There’s no easy answer for how to navigate these situations. They frankly suck. I hurt along with the couples who share hard things with me. One thing I do to ease the tension is that when it comes time for different people with hard pasts to be in a picture together, I simply just ask them to gather around the couple, so that people can stand where they’re comfortable. I avoid excessive posing because I want to keep the focus in the moment, on the newlyweds. Another thing that has helped in the past is to gently ask if there’s any stress I need to be aware of, and reiterate that families need to be themselves on the day, and that I will do whatever I need to to ensure everyone comfort as I move things along.
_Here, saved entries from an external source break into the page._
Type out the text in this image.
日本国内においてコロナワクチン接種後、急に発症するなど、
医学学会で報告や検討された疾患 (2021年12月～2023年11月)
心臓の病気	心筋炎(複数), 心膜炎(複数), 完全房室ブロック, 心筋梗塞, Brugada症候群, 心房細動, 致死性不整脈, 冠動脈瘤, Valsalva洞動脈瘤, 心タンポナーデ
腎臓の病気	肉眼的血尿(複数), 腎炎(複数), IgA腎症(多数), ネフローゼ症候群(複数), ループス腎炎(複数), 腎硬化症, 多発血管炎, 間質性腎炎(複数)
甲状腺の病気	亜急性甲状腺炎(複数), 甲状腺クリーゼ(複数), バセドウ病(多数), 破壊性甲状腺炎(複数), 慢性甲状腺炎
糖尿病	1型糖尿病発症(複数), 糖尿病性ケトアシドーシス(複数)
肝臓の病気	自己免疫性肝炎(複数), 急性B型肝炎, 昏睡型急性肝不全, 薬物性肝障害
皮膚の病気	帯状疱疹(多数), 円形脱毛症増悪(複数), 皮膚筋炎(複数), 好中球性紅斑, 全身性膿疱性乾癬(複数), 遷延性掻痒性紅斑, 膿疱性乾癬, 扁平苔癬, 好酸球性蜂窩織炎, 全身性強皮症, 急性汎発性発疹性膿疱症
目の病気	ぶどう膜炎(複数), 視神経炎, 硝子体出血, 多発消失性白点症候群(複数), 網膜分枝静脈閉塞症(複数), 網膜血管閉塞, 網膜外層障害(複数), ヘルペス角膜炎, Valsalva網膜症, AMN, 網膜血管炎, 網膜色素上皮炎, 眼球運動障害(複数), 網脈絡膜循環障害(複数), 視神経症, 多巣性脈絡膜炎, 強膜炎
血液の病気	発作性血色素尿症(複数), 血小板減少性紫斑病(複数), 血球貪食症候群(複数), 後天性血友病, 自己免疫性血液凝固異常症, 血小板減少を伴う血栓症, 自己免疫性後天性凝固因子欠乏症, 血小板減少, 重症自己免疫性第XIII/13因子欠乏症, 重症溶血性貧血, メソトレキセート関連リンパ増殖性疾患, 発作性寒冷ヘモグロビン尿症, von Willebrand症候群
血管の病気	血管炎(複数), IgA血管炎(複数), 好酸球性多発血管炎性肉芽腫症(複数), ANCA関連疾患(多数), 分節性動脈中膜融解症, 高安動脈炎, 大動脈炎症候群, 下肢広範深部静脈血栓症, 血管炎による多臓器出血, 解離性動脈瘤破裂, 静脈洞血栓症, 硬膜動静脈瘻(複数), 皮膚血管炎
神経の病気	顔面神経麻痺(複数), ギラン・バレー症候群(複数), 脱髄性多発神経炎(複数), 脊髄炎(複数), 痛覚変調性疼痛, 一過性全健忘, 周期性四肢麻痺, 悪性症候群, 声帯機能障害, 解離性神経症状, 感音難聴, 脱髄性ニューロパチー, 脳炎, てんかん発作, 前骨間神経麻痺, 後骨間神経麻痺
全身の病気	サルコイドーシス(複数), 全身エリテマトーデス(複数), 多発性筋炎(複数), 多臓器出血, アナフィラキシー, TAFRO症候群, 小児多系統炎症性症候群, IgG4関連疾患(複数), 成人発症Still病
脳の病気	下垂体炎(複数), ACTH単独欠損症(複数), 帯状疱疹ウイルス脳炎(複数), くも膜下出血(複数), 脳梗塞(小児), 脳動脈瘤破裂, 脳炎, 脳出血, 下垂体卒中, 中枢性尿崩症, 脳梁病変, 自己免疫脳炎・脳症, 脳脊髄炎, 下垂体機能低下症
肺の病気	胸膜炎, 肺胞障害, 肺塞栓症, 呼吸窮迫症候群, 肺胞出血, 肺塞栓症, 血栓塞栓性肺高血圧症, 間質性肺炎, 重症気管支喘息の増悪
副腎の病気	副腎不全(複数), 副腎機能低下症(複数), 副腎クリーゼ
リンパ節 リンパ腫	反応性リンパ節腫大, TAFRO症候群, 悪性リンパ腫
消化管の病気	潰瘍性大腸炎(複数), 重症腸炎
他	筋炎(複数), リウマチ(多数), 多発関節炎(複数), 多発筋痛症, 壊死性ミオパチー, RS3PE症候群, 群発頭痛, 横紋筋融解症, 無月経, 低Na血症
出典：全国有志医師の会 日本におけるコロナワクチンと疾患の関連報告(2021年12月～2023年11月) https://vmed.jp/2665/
One thing that I can say, even if you come from a family that’s seen its share of stickiness, is that if you had a parent who was supportive no matter what, always there for you, always, no matter what in your corner, that’s a strong relationship. And that bond will appear show up in your pictures. Some of the most powerful images I’ve taken have been between moms and daughters who made a life together, or between a father and son after the death of a much loved spouse and mother. I think that’s the beauty of documenting emotional connection between people on wedding days. These moments are made so much more sweet and poignant because of the experiences that lead up to them. I’ve learned not to shy away from making images of these moments because they are so powerful and become treasured pieces of personal history. Images like these bear witness to the strength that so many of us gain through our lives.
On a positive note, in the last several years, I’ve had couples with rocky relationships with their families, where people don’t hold warm or positive feelings towards each other the other 364 days of the year. But on the day of the wedding, there’s more often than not an agreement that they’re going to get along for the day. Sometimes that means they don’t talk. Sometimes it means they greet each other with hug and let it be. But I overheard once a father of the groom remark to the mother of the groom that the groom was the best they thing they ever did together. I think that’s a beautiful place to land, and a perfect way to express it. A wedding day has the remarkable capacity to hand grace to people who’ve had hard experiences in life because if nothing else, they have YOU, and their love for you is immense. I hope that for your family on your wedding day, there is such grace.